4 luglio 2013

"Missione senza se e senza ma": il nuovo libro di Padre Piero Gheddo. Il volume del missionario-giornalista raccoglie i suoi inediti sul Concilio Vaticano II e Papa Wojtyla

La teologia della liberazione? “Con tutti i suoi limiti ed errori, è estremamente positiva per la Chiesa universale”. Il ruolo del Concilio? Decisivo e benefico per la missione: “Oggi l’ideale missionario (della missio ad gentes) è molto meno vissuto di quanto lo fosse mezzo secolo fa e questo non “per colpa del Concilio”, ma “nonostante il Concilio”. Chi salvò la missione alle genti non cristiane durante il Vaticano II? “Una lobby di vescovi amazzonici, c’erano missionari di foreste che solo al vederli non si poteva dir loro di no”.
È un padre Piero Gheddo che non ti aspetti quello che (in parte) traspare dalle pagine di Missione senza se e senza ma. L’annuncio alle genti dal Concilio a papa Francesco (Editrice Missionaria Italiana, pp. 256, euro 13), il nuovo libro del missionario-giornalista del PIME, in libreria in questi giorni in occasione del 60° della sua ordinazione sacerdotale (28 giugno).

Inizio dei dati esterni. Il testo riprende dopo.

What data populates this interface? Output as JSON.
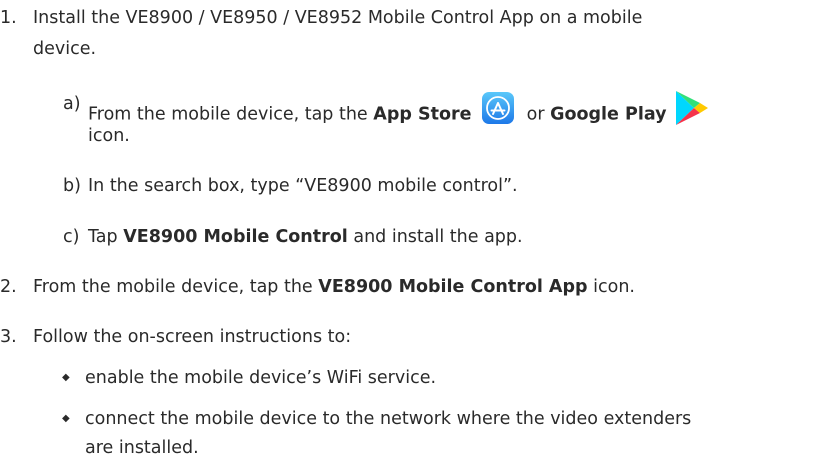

Gheddo racconta in questo saggio soprattutto due retroscena: la sua partecipazione alla stesura del decreto conciliare Ad Gentes e il lavoro di vero e proprio ghost-writer dell’enciclica missionaria di Giovanni Paolo II, la Redemptor hominis. Sul Concilio Gheddo svela un dettaglio inedito sulla genesi del decreto riguardante la missione.
Quando nel 1964 il documento sembra inabissarsi in un breve testo di sei pagine e 13 proposte, la bocciatura più autorevole venne da Colonia, dal cardinale Frings, il quale aveva come perito teologico un certo professor Joseph Ratzinger. Scrisse Frings, con tutta probabilità su suggerimento del giovane teologo Ratzinger poi divenuto papa: “Ma come! Si afferma che lo sforzo missionario è essenziale per la Chiesa e poi lo si vuol ridurlo a poche pagine? Incomprensibile, impossibile, inaccettabile!”.
Sul suo rapporto con Giovanni Paolo II e il lavoro all’enciclica Gheddo svela il momento dell’incarico affidatogli dal papa polacco e il suo contributo giornalistico alla stesura di un documento magisteriale di importanza fondamentale per la Chiesa.